Nature Profiles NCATS Director Christopher Austin
Christopher Austin leads NIH's bold new translational research centre NCATS.
Note: SC CTSI is part of the 60-institution CTSA consortium funded by NCATS and NIH.
In September, Christopher Austin, MD, was appointed as director of the fledgling National Center for Advancing Translational Sciences (NCATS) at the US National Institutes of Health (NIH) in Bethesda, Maryland.
In existence since December 2011, the centre has an ambitious — some say audacious — agenda that channels the central passion of both Austin and his boss, NIH director Francis Collins: to get more successful medicines into more patients, more quickly. That means forcing the agonizingly slow, failure-prone process of 'translational research' — the term of art for moving promising discoveries from the lab to the clinic — into a higher gear.
Passion runs high among the sceptics, too. Researchers both inside and outside the agency fear that NCATS — the first new centre at the NIH in more than a decade, funded at US$575 million last year — will encroach on a finite pot of money that they say would be better spent probing the mechanisms of basic biology and disease. Others question the scale of its mission. “With the available resources, how are you going to achieve this?” asks Thomas Caskey, a molecular geneticist at Baylor College of Medicine in Houston, Texas. “To me, you cannot just take this money and be another biotechnology company and you certainly don't have enough money to be a pharmaceutical company.”
One of Austin's major goals is to find a better way to use NCATS's biggest programme: the $461-million Clinical and Translational Science Awards (CTSAs), which fund around 60 translational-medicine centres, each operating independently.
NCATS will be neither, Austin responds. What will set it apart, he says, is a focus on overcoming obstacles on the road to drug development, from inadequate toxicology methods to inefficient clinical-trial recruitment, rather than actually producing the drugs. In an era in which more than 95% of drug candidates fail, and a novel drug takes 13 years and more than $1 billion to develop, “NCATS has to be focused on logarithmic improvements in the process”, says Austin. “You can't do this in a brute-force way. You have to do it differently. You have to drive the technology development.”
To underscore what sets NCATS apart from industry, Austin has been showcasing the centre's first new programme, which makes available to NIH-funded scientists 58 drugs tested in humans but abandoned by big drug firms for business reasons or because they didn't work against the conditions that the companies had tested them on. The goal is to put those candidates to other uses. The programme has become a useful flagship for NCATS not least because it — unlike others in the opaque field of translational research — is easily explained to the public.
Austin also likes to talk about NCATS's bid to overcome one of the biggest hurdles in the quest for new drugs: the discovery of harmful side effects when a compound is well into development. “This is a classic problem for NCATS to work on,” he says.
His solution, in part, is a programme in which NCATS is working with the Defense Advanced Research Projects Agency and the US Food and Drug Administration to put ten human tissues, from heart to brain and gut, on a chip that could then be used to screen potential drugs rapidly and efficiently for toxic effects. Another attack on toxicity can be found in the Tox21 programme, a collaboration between NCATS, the National Toxicology Program at the NIH's National Institute of Environmental Health Sciences and the Environmental Protection Agency. It began in December 2011 to screen 10,000 environmental chemicals and approved drugs against every known human signalling pathway, to identify which molecules might have toxic effects.
In the longer term, one of Austin's major goals is to find a better way to use NCATS's biggest programme: the $461-million Clinical and Translational Science Awards (CTSAs), which fund around 60 translational-medicine centres, each operating independently. The awards aim to train the next generation of translational researchers and to improve the full spectrum of that research, from discovering drug targets to answering health-delivery questions such as: do asymptomatic women really need routine manual pelvic exams?
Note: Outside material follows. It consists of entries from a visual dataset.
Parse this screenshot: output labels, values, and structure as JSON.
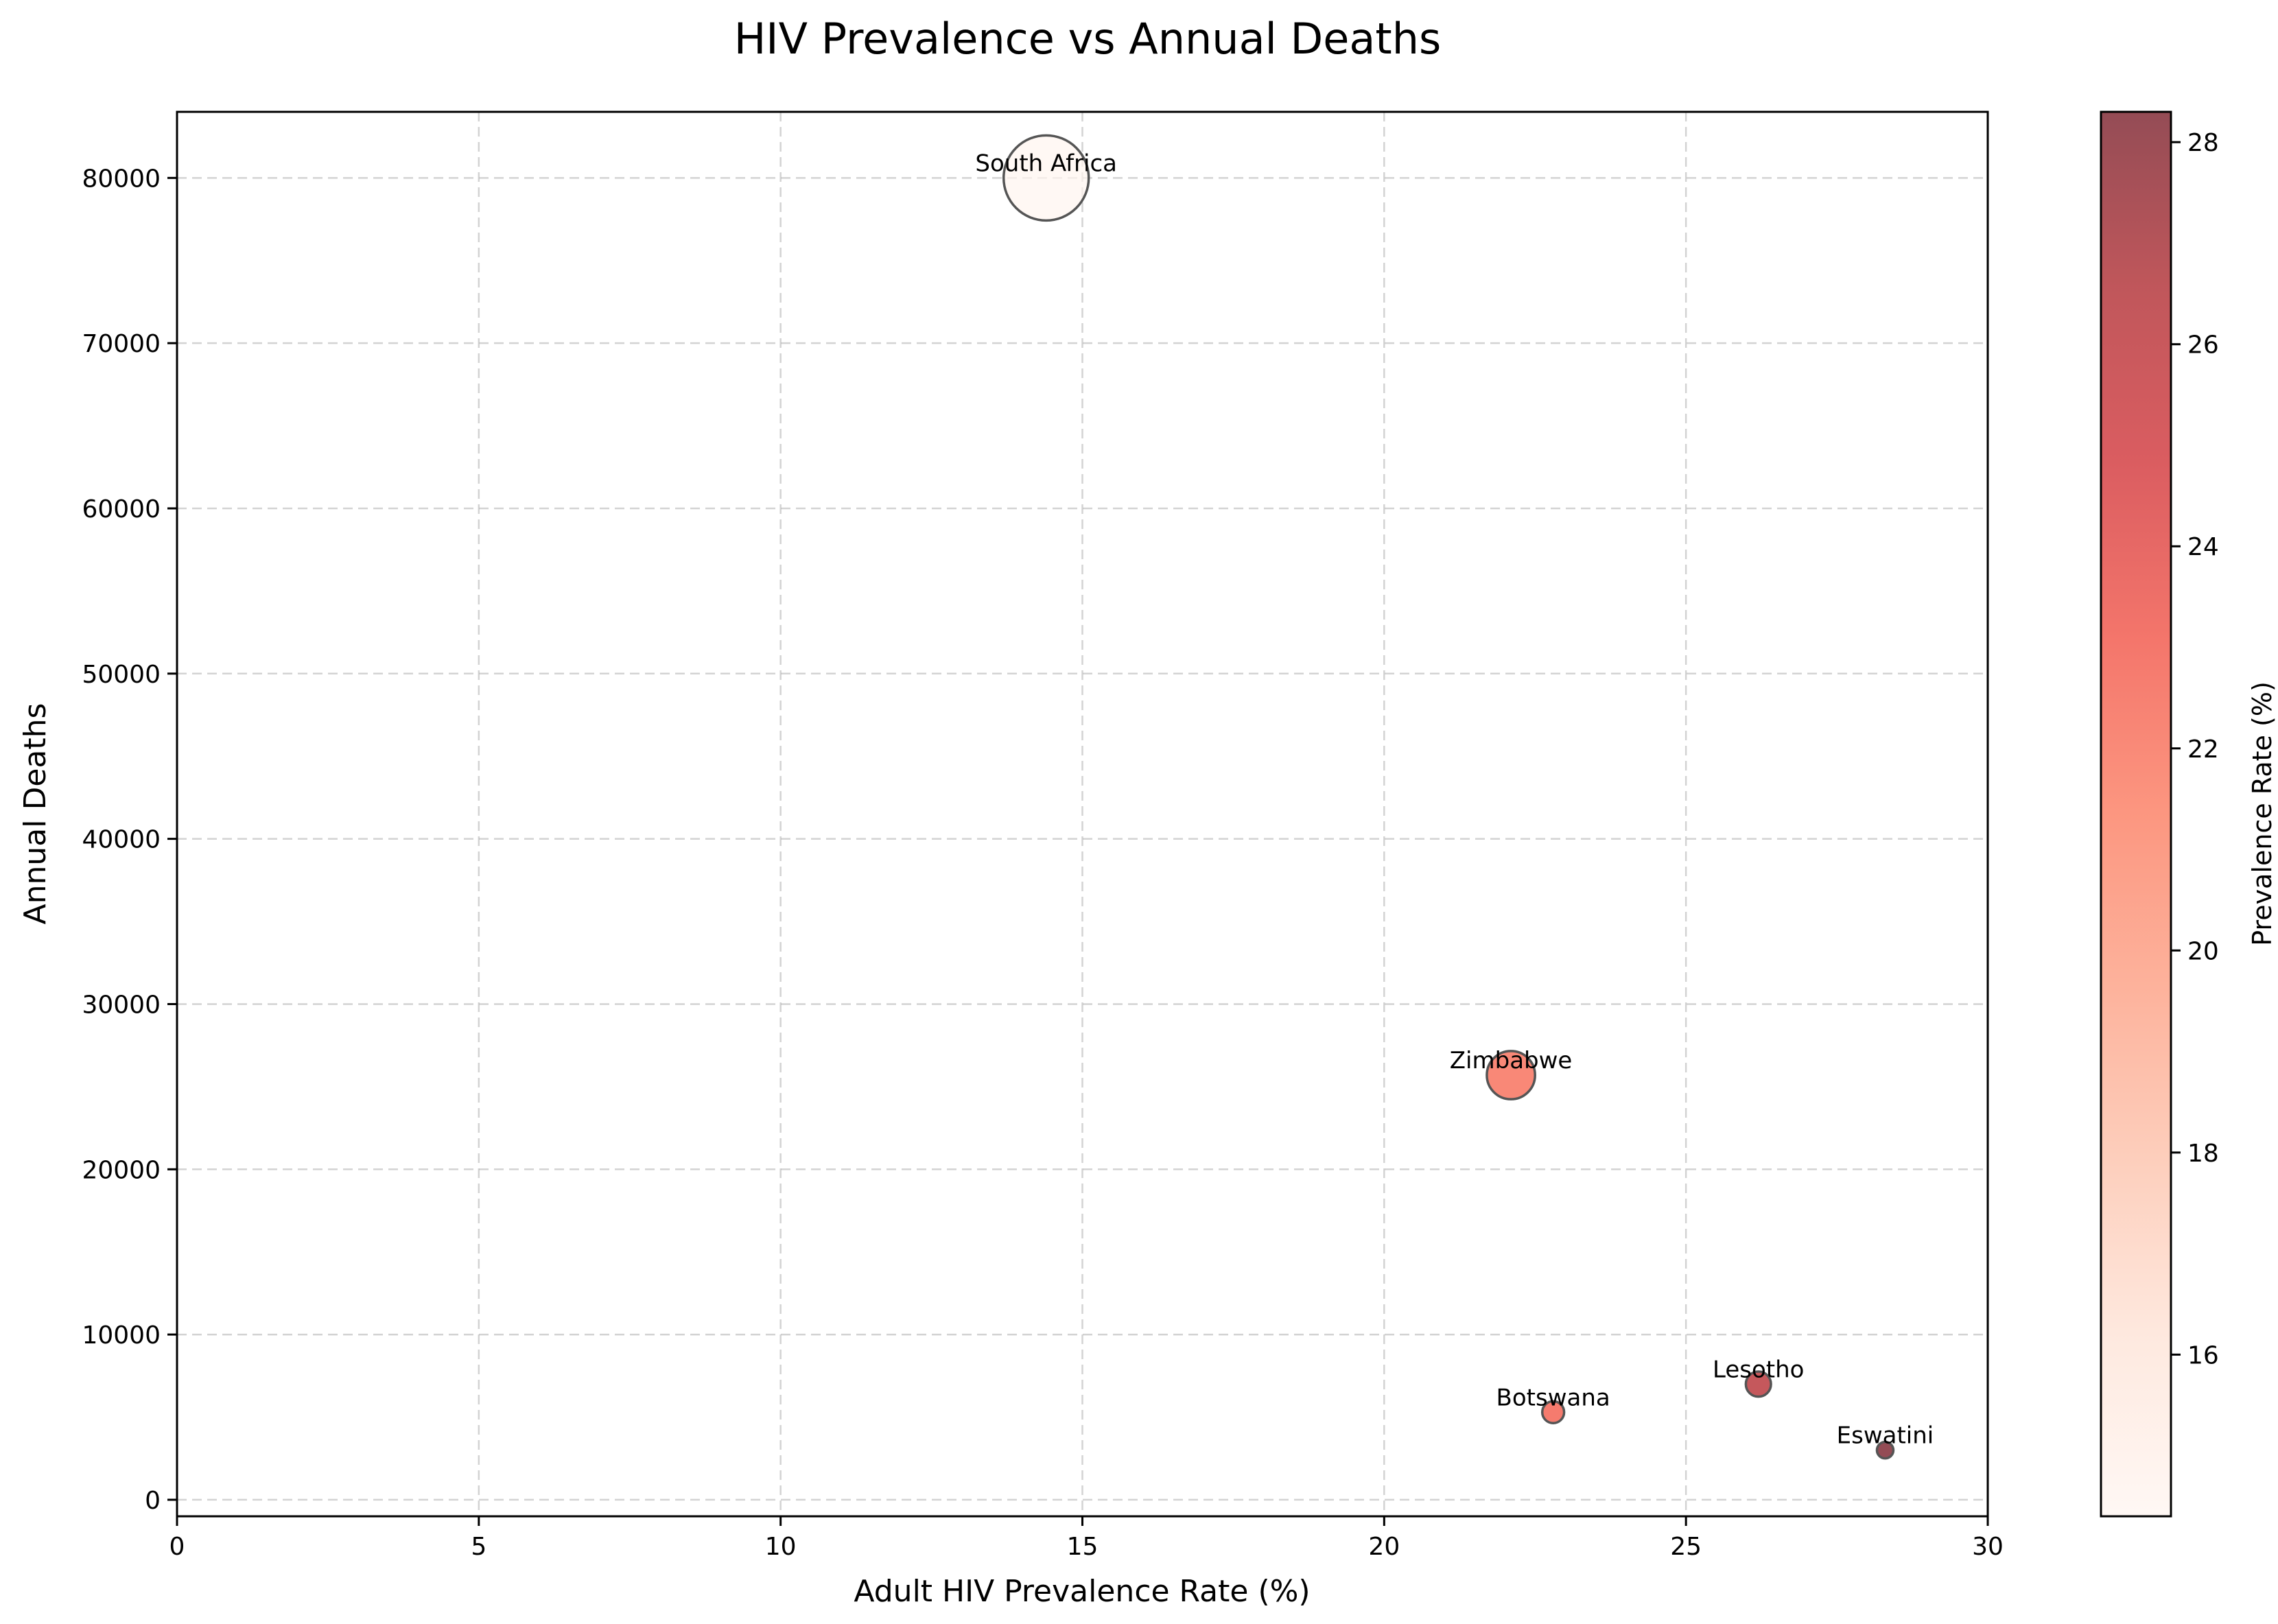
{
  "chart_data": {
    "type": "scatter",
    "title": "HIV Prevalence vs Annual Deaths",
    "xlabel": "Adult HIV Prevalence Rate (%)",
    "ylabel": "Annual Deaths",
    "xlim": [
      0,
      30
    ],
    "ylim": [
      -1000,
      84000
    ],
    "xticks": [
      0,
      5,
      10,
      15,
      20,
      25,
      30
    ],
    "yticks": [
      0,
      10000,
      20000,
      30000,
      40000,
      50000,
      60000,
      70000,
      80000
    ],
    "grid": true,
    "color_by": "prevalence",
    "colormap": "Reds",
    "points": [
      {
        "label": "South Africa",
        "x": 14.4,
        "y": 80000,
        "color_value": 14.4
      },
      {
        "label": "Zimbabwe",
        "x": 22.1,
        "y": 25700,
        "color_value": 22.1
      },
      {
        "label": "Lesotho",
        "x": 26.2,
        "y": 7000,
        "color_value": 26.2
      },
      {
        "label": "Botswana",
        "x": 22.8,
        "y": 5300,
        "color_value": 22.8
      },
      {
        "label": "Eswatini",
        "x": 28.3,
        "y": 3000,
        "color_value": 28.3
      }
    ],
    "colorbar": {
      "label": "Prevalence Rate (%)",
      "range": [
        14.4,
        28.3
      ],
      "ticks": [
        16,
        18,
        20,
        22,
        24,
        26,
        28
      ]
    }
  }
}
Since September, Austin has visited nine of the CTSA centres — he has planned six more visits — to talk to principal investigators and other staff members. While praising the centres' work, he says that they have so far mostly operated “without particular encouragement or direction from the NIH, and thus in a disjointed and uncoordinated fashion”. Austin wants to see a “CTSA 2.0” that will apply the consortium collectively to problems including clinical-trial recruitment, the development of better biomarkers and the rational use of electronic medical records in research. This can best be done “across a nationwide network focused on solving systematic problems”, says Austin.